From the safety of his dug-out Sean Masterson sticks his head up to take a look at this wargame...
There are still relatively few disk drive owners in the UK Commodore community at present, so there are not going to be many people rushing out to buy this game. It's a pity really as it's probably one of the best of the recent batch of wargames by such companies as SSI and Microprose. It has always been difficult to fit a good wargame onto a home micro without putting it onto a disc, but that does bring its own advantages to those lucky enough to have their own drive.
Crusade in Europe is the latest in Microprose's 'Command Series' strategic simulation games, and involves several scenarios set in 1944 between the D-Day landings and the Ardennes counter offensive in December of that year. There are five scenarios in the package, and most of these have a series of historical and hypothetical variants (such as different initial troop deployments). The five scenarios are, The Battle for Normandy, Race for the Rhine, Operation Market-Garden, Battle of the Bulge and Crusade: The Battle for France. For all of these scenarios there are one and two player options.
The display is in the form of a free-scrolling map with a choice of icons or symbols for unit representation. The symbol setting gives 'standard' wargame unit signs, whereas the icons are on a more simplistic level. Both are rather chunky, but clearly defined, and there are more colours on the map than in some games, so the final result is certainly respectable.
Game involves play in day and night turns, which affects the result of combat accordingly. Although the game doesn't run in real time, game time is running all the while (which is in terms of processing a unit's status once every eight game hours). Therefore it's imperative that once the scenario has begun, the player keeps concentrating solely on the action. There is a pause facility should you require a coffee break (normally a necessity in these games).
The game rules are of medium complexity but an inexperienced wargamer would not do too badly, as a bias is allowed for any given force on any scenario. The rules booklet itself is beautifully clear and accurate, and learning the various intricacies of play is interesting rather than annoying, as such activity can sometimes be. Each scenario is finely detailed in terms of victory conditions, troop dispositions, historical notes and other miscellaneous facts. Microprose have always gone for an upmarket look for their games, and Crusade in Europe is no exception to the rule. At the centre of the book is a summary pullout which has a glossy colour map of the general game area. The summary sheet will prove useful until all the commands are understood, but the map is totally pointless other than the fact that it looks very pretty!
During play, the command procedure for communicating with troops is fairly straightforward and units automatically give you status reports. Unit movement is hidden, as on all the best games, so you're not aware of the enemy unless you encounter them one way or the other. Combat too is fairly easy, being split mainly into Attack and Defend procedures.
After playing several of the shorter scenarios, winning with a bias in your favour should not present many problems. The enemy forces' actions become a little predictable when play is stacked against them. Nevertheless, the fact that there are more complex scenarios, coupled with being able to stack the odds against yourself with biases and variants, should mean that this game ought to provide a challenge for some considerable amount of time.

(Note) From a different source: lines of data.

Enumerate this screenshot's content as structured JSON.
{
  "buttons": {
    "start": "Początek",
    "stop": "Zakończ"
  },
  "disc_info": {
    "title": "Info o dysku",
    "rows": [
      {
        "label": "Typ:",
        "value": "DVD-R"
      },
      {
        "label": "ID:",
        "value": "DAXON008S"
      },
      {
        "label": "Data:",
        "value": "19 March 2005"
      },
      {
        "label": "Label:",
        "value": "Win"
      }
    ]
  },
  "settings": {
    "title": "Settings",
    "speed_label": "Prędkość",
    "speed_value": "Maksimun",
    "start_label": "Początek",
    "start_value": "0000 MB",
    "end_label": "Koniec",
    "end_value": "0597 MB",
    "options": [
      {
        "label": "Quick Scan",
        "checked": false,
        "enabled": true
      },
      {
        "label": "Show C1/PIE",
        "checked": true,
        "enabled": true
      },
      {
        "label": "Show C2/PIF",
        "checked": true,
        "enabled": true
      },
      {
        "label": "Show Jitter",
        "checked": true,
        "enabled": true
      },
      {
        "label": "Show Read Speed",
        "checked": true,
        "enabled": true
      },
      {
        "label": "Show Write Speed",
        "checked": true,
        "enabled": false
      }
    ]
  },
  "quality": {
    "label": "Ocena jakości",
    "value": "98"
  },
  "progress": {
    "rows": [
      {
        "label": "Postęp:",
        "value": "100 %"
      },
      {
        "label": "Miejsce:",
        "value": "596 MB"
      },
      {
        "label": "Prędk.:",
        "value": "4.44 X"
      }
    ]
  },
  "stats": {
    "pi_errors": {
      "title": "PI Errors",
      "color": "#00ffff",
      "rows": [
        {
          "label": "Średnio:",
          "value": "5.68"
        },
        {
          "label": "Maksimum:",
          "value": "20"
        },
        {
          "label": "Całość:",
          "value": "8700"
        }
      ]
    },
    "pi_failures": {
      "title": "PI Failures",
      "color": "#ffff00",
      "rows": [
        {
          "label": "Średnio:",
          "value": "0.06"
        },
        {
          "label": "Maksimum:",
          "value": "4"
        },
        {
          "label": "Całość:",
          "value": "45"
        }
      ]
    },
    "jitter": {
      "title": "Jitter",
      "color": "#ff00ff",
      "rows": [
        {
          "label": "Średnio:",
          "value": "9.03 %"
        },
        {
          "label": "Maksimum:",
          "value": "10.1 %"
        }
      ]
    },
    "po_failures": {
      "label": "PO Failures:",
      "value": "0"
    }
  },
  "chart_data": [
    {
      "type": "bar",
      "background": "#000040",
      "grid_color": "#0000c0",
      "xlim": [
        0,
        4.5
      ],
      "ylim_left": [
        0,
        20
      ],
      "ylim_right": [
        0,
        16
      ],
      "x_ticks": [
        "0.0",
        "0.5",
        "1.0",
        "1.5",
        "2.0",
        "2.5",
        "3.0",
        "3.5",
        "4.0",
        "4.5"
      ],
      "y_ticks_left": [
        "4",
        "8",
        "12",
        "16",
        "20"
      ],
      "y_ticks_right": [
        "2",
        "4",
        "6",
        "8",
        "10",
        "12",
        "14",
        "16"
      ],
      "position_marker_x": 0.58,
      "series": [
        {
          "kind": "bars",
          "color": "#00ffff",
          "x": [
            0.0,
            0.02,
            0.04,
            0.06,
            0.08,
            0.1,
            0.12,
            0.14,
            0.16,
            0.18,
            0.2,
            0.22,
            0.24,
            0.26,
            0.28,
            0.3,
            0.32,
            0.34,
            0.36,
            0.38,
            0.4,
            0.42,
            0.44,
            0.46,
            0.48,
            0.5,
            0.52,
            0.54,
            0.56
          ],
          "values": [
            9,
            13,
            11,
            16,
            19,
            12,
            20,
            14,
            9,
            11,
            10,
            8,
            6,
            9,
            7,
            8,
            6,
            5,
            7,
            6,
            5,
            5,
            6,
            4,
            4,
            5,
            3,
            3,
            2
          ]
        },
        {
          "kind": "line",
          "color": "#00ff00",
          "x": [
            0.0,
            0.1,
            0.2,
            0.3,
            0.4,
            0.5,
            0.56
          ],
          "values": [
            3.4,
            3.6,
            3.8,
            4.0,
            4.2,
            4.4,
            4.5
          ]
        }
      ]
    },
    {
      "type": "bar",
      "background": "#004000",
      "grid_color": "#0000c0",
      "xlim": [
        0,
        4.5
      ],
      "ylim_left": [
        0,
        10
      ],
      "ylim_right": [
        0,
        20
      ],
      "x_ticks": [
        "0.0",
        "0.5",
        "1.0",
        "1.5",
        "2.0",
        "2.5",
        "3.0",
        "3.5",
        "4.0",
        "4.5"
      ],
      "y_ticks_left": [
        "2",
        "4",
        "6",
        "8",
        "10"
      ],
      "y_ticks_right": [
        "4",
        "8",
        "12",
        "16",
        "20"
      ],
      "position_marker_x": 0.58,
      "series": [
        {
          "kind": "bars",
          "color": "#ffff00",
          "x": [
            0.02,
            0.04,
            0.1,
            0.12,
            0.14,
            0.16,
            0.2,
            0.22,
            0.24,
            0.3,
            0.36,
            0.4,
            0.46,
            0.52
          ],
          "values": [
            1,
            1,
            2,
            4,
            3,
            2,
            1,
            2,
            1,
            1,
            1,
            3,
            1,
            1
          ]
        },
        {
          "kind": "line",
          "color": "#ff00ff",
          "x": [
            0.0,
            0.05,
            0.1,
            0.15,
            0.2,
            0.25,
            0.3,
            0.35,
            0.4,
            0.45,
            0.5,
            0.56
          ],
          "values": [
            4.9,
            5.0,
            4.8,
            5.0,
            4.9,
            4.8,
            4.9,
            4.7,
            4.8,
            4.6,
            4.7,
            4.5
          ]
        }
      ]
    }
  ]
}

The usual features prevalent in wargames of this nature, such as terrain and weather effects, are present in this game as well. There are no startling innovations in these departments, but they are handled in a reasonable way.
There are few moans or gripes with respect to this game. Not because it is the most dramatic and interesting wargame ever published, but simply because it has no pretense of being such and therefore, in its own unimposing way, lives up to expectations.
A few niggles however, about the way the designation of air strikes are handled. The number of key presses to set up one of these almost makes you question their worth. The other thing about aircraft is, well, it is true that the allied forces maintained air superiority over the Luftwaffe in this stage of the war, but... surely the Germans should have at least one in the air!
The only other bone of contention is in the bias or balance system used. Surely the fact that there are scenarios and variants of varying complexity should be enough. It really does detract from a game when there is so little challenge that victory may be practically arranged. Still, you are not required to use such a feature, and in normal play you will get a good run for your money (in fact, all the way to the Rhine) with this game. All in all then, not up to the standards set by SSI for their state of the art wargames, but certainty worth adding to your collection.
Clear and neat, without too much gimmickry.
Acceptable but not particularly outstanding.
Generally well executed, but you won't find anything excitingly original here.
Only good as long as you stick to unmodified scenarios, but even there are one or two questionable points.
Easy to get into the relatively uncluttered routine.
Value For Money 60%
Quite good, considering the number of scenarios.
This could have been higher had Microprose given the game any really exciting features.